Emil Dardak menegaskan, Pemprov Jatim segera melakukan operasi pasar murah di sejumlah wilayah. Ini dilakukan guna stabilkan harga bahan pokok, khususnya jelang bulan suci Ramadan.
Baca Juga : Selama Ramadan, Pemkot Malang Pastikan Harga dan Pasokan Bahan Pangan Aman
"Di Pasar Soponyono ini kami menemukan ada kenaikan beberapa bahan pokok. Terutama cabai dari Rp60 ribu naik ke Rp90 ribu dalam seminggu. Ini kenaikan yang harus kita counter, baik melalui operasi pasar murah atau pasokan stok melalui TPID," kata Emil.
Selain cabai rawit, Emil menyebutkan kenaikan juga terjadi pada bahan pokok lainnya seperti Minyak Kita, daging ayam dan telur. Harga daging ayam yang dijual di pasar Soponyono adalah Rp38 ribu, Minyak Kita Rp17 ribu per liter dan telur Rp29 ribu per kg.
"Untuk gula relatif stabil, telur naik Rp1.500 dalam 3 hari, daging sapi relatif stabil, daging ayam dari Rp 35 ribu naik ke Rp38 ribu. Cabai naik signifikan dari Rp60 ribu menjadi Rp90 ribu. Terkait ini kami akan cek ke Pasar Mangga Dua tempat mereka mengambil barang," tambahnya.
Sementara untuk beras, wagub mengaku pasokan beras bulog SPHP masih terbatas di Pasar Soponyono. Harga beras SPHP sendiri adalah Rp62.500 per 5 kg atau Rp12.500 per kg. "Untuk beras, stok yang tersedia dari bulog menurut pedagang perlu di dorong lagi karena kurang tersedia hari ini," ucapnya.

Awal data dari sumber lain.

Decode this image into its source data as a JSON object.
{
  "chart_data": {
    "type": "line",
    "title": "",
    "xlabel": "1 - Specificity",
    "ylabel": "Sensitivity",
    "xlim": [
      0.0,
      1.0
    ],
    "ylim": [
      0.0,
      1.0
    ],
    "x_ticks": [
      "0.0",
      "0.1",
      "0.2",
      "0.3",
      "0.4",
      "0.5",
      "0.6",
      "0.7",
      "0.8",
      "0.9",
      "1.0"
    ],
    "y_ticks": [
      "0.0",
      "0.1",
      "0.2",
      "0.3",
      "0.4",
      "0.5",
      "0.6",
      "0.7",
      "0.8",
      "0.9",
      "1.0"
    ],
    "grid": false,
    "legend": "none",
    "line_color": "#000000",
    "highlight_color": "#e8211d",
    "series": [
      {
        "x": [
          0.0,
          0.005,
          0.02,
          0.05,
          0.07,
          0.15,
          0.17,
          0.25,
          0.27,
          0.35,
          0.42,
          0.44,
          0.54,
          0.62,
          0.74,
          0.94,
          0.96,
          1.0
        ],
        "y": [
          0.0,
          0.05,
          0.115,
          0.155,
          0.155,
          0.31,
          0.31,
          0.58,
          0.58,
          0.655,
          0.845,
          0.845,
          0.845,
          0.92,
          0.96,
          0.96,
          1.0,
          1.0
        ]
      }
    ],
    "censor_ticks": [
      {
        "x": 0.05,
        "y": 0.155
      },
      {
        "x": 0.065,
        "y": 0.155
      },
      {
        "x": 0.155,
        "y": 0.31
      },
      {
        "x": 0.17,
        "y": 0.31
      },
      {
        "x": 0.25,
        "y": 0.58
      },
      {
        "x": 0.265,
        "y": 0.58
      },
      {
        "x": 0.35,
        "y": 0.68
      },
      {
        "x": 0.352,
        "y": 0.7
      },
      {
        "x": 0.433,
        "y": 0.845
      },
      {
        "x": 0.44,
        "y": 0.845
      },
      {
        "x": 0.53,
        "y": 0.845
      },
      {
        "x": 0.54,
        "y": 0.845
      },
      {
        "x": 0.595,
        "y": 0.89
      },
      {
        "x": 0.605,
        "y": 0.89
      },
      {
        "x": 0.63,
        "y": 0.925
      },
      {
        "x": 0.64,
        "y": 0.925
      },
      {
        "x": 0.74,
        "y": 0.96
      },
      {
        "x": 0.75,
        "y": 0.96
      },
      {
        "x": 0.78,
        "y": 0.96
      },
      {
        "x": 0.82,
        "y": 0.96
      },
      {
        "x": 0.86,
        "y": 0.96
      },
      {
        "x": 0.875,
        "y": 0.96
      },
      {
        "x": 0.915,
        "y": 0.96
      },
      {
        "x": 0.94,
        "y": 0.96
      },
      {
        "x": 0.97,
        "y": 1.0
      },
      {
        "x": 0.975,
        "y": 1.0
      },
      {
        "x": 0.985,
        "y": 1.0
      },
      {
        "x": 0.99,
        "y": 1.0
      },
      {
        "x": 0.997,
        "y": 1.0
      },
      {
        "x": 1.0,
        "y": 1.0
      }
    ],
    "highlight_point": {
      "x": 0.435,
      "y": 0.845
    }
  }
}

Baca Juga : PW Ansor Jatim Siap Kelola 45 Ribu Hektare Lahan Produktif untuk Ketahanan Pangan
Dia juga berpesan kepada masyarakat Jatim untuk tidak perlu khawatir dengan kenaikan bahan pokok menjelang bulan suci Ramadhan. Ia memastikan, bahan pokok di Jatim akan segera stabil dan ketersediaan tercukupi.
"Bu Gubernur sudah berpesan agar harga harus kita stabilkan. Saya minta dinas perindustrian dan perdagangan untuk mengupdate lagi situasinya. Secara umum masyarakat jangan khawatir, kami pastikan harga bahan pokok selama Ramadhan akan stabil dan stok aman. Tentu langkah kita melalui operasi pasar murah," serunya.